Twenty terrifying minutes passed before the two ambulances arrived, and four paramedics burst through the door. Somehow, I still managed to notice that there were three handsome men and one attractive young woman in my apartment as I lay spread eagle on the floor, and I actually had the presence of mind to be embarrassed! The team discussed plans and said that they saw no sign of the baby, so would attempt a hospital transfer. Relief. For a millisecond.


“Nope! We see a head. We’re having this baby here.”


Less than ten minutes after the paramedics arrived at our place, at 8.03 pm, little Evelyn Florence D’Arcy was born. It’s hard to put into words how I felt when I saw her for the first time, but the one word that comes to me is ‘peace’. After the chaos, mess and fear of the birth, I felt an overwhelming sense of peace as soon as I saw her face, and they laid her on my chest. I remember kissing her little head, straining to get a look at her face. She looked completely different to how I’d imagined her, but it immediately felt like she was mine. I’d imagined meeting her countless times, all throughout pregnancy (and before) but nothing could have prepared me for that moment. It felt like we were in our own little bubble for a moment and everything just felt right.

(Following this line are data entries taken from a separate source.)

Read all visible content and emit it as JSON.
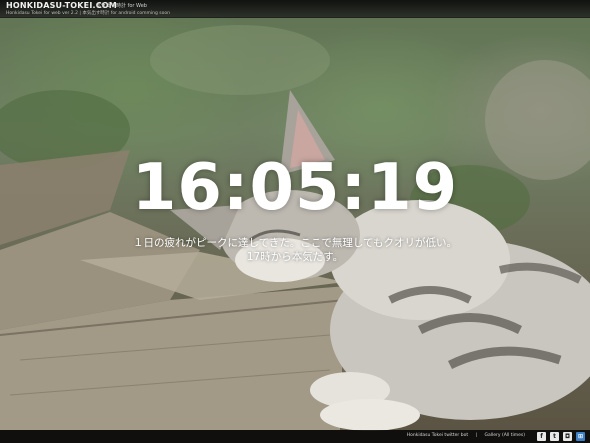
{
  "header": {
    "logo": "HONKIDASU-TOKEI.COM",
    "logo_sub": "本気出す時計 for Web",
    "subline": "Honkidasu Tokei for web ver 2.2 | 本気出す時計 for android comming soon"
  },
  "clock": {
    "time": "16:05:19"
  },
  "message": {
    "line1": "１日の疲れがピークに達してきた。ここで無理してもクオリが低い。",
    "line2": "17時から本気だす。"
  },
  "footer": {
    "link1": "Honkidasu Tokei twitter bot",
    "separator": "|",
    "link2": "Gallery (All times)",
    "social": [
      {
        "icon": "facebook-icon",
        "glyph": "f"
      },
      {
        "icon": "twitter-icon",
        "glyph": "t"
      },
      {
        "icon": "instagram-icon",
        "glyph": "◘"
      },
      {
        "icon": "windows-icon",
        "glyph": "⊞"
      }
    ]
  },
  "colors": {
    "clock_text": "#ffffff",
    "bar_bg": "#0a0a0a",
    "accent_blue": "#3d7fc4"
  }
}
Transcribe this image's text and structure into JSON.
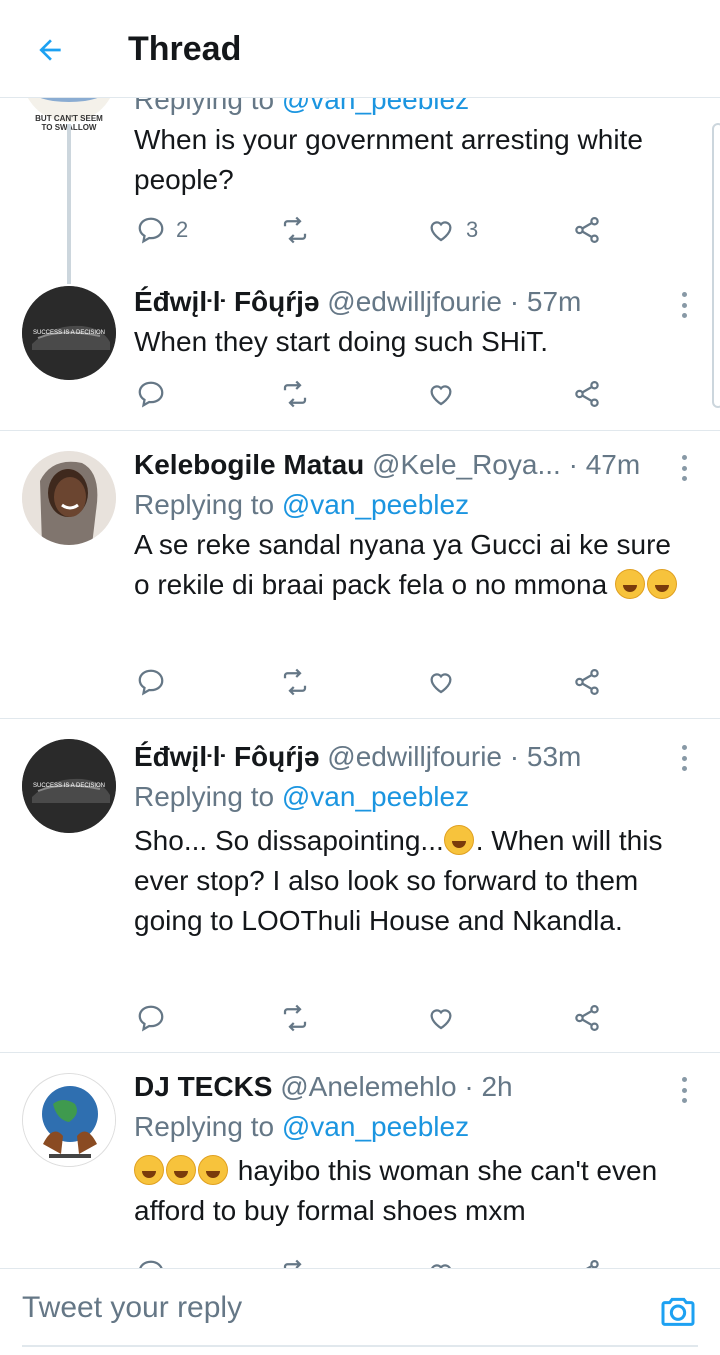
{
  "header": {
    "title": "Thread",
    "back_icon": "arrow-left-icon"
  },
  "colors": {
    "accent": "#1da1f2",
    "mention": "#1b95e0",
    "text": "#14171a",
    "muted": "#657786",
    "divider": "#e1e8ed"
  },
  "tweets": [
    {
      "name": "",
      "handle": "",
      "time": "",
      "replying_prefix": "Replying to",
      "replying_to": "@van_peeblez",
      "text": "When is your government arresting white people?",
      "avatar_caption": "BUT CAN'T SEEM TO SWALLOW",
      "replies": "2",
      "retweets": "",
      "likes": "3"
    },
    {
      "name": "Éđwįŀŀ Fôųŕjə",
      "handle": "@edwilljfourie",
      "time": "57m",
      "text": "When they start doing such SHiT.",
      "avatar_caption": "SUCCESS IS A DECISION",
      "replies": "",
      "retweets": "",
      "likes": ""
    },
    {
      "name": "Kelebogile Matau",
      "handle": "@Kele_Roya...",
      "time": "47m",
      "replying_prefix": "Replying to",
      "replying_to": "@van_peeblez",
      "text": "A se reke sandal nyana ya Gucci ai ke sure o rekile di braai pack fela o no mmona",
      "replies": "",
      "retweets": "",
      "likes": ""
    },
    {
      "name": "Éđwįŀŀ Fôųŕjə",
      "handle": "@edwilljfourie",
      "time": "53m",
      "replying_prefix": "Replying to",
      "replying_to": "@van_peeblez",
      "text_before_emoji": "Sho... So dissapointing...",
      "text_after_emoji": ". When will this ever stop? I also look so forward to them going to LOOThuli House and Nkandla.",
      "avatar_caption": "SUCCESS IS A DECISION",
      "replies": "",
      "retweets": "",
      "likes": ""
    },
    {
      "name": "DJ TECKS",
      "handle": "@Anelemehlo",
      "time": "2h",
      "replying_prefix": "Replying to",
      "replying_to": "@van_peeblez",
      "text": " hayibo this woman she can't even afford to buy formal shoes mxm",
      "replies": "",
      "retweets": "",
      "likes": ""
    }
  ],
  "reply_bar": {
    "placeholder": "Tweet your reply",
    "camera_icon": "camera-icon"
  }
}
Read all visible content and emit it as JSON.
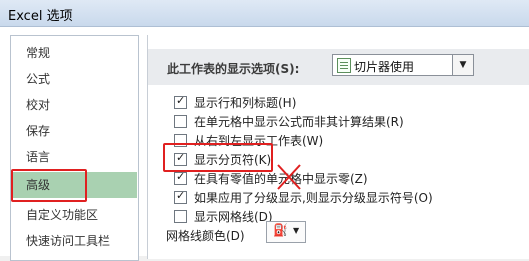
{
  "window": {
    "title": "Excel 选项"
  },
  "sidebar": {
    "items": [
      {
        "label": "常规"
      },
      {
        "label": "公式"
      },
      {
        "label": "校对"
      },
      {
        "label": "保存"
      },
      {
        "label": "语言"
      },
      {
        "label": "高级",
        "active": true
      },
      {
        "label": "自定义功能区"
      },
      {
        "label": "快速访问工具栏"
      }
    ]
  },
  "section": {
    "label": "此工作表的显示选项(S):",
    "sheet_select": {
      "value": "切片器使用"
    }
  },
  "options": [
    {
      "label": "显示行和列标题(H)",
      "checked": true
    },
    {
      "label": "在单元格中显示公式而非其计算结果(R)",
      "checked": false
    },
    {
      "label": "从右到左显示工作表(W)",
      "checked": false
    },
    {
      "label": "显示分页符(K)",
      "checked": true
    },
    {
      "label": "在具有零值的单元格中显示零(Z)",
      "checked": true
    },
    {
      "label": "如果应用了分级显示,则显示分级显示符号(O)",
      "checked": true
    },
    {
      "label": "显示网格线(D)",
      "checked": false
    }
  ],
  "gridline_color": {
    "label": "网格线颜色(D)",
    "icon": "paint-bucket-icon"
  },
  "annotations": {
    "highlight_color": "#e02020",
    "sidebar_active_color": "#a9d1b1"
  }
}
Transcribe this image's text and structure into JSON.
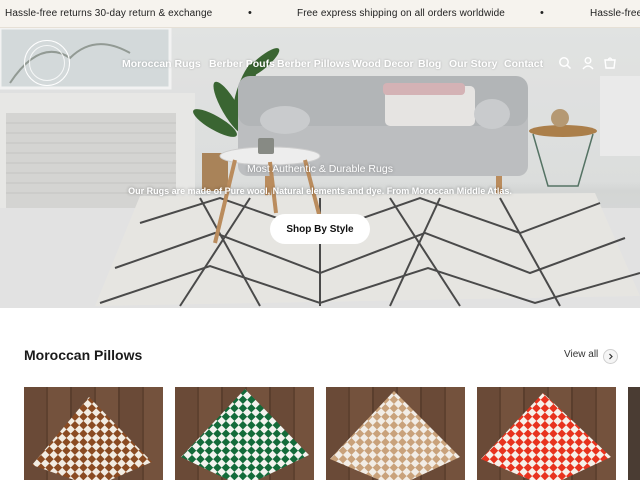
{
  "announcement": {
    "left_text": "Hassle-free returns 30-day return & exchange",
    "center_text": "Free express shipping on all orders worldwide",
    "right_text": "Hassle-free",
    "separator": "•"
  },
  "nav": {
    "items": [
      {
        "label": "Moroccan Rugs"
      },
      {
        "label": "Berber Poufs"
      },
      {
        "label": "Berber Pillows"
      },
      {
        "label": "Wood Decor"
      },
      {
        "label": "Blog"
      },
      {
        "label": "Our Story"
      },
      {
        "label": "Contact"
      }
    ],
    "icons": [
      "search-icon",
      "account-icon",
      "cart-icon"
    ]
  },
  "hero": {
    "subtitle": "Most Authentic & Durable Rugs",
    "description": "Our Rugs are made of Pure wool, Natural elements and dye. From Moroccan Middle Atlas.",
    "cta_label": "Shop By Style"
  },
  "section": {
    "title": "Moroccan Pillows",
    "view_all_label": "View all"
  },
  "products": [
    {
      "color": "#8a4b22",
      "pattern": "checkered-brown"
    },
    {
      "color": "#136b3a",
      "pattern": "checkered-green"
    },
    {
      "color": "#c9a27b",
      "pattern": "checkered-beige"
    },
    {
      "color": "#e8331e",
      "pattern": "checkered-red"
    }
  ],
  "colors": {
    "announcement_bg": "#f6f3ee",
    "text_dark": "#1a1a1a",
    "hero_text": "#ffffff"
  }
}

I came back to earth and Evie and I were loaded onto a stretcher before being taken by ambulance to the hospital where I birthed the placenta, and I was stitched up (yikes – no-one prepared me for THAT!). My parents met us at the hospital. Little did I know Jules was managing to find time to keep them updated throughout the labour and they weren’t thrilled to get the “Actually, meet us at home. We’re having the baby here.” text. That can’t have been a fun car trip!



We were warned by Claire and our regular midwife Ash that I may feel quite traumatised by the birth and want to talk it through in the days that followed. It’s now eight weeks later, and while I still haven’t fully processed my feelings about it, I mostly look back at it with incredulity and joy. I would have loved to have had my calm waterbirth in the safety and security of the hospital’s birth centre, but that wasn’t our story. Our story is unique, intense, and it ended with the birth of my gorgeous daughter. Plus, it’s pretty damn badass.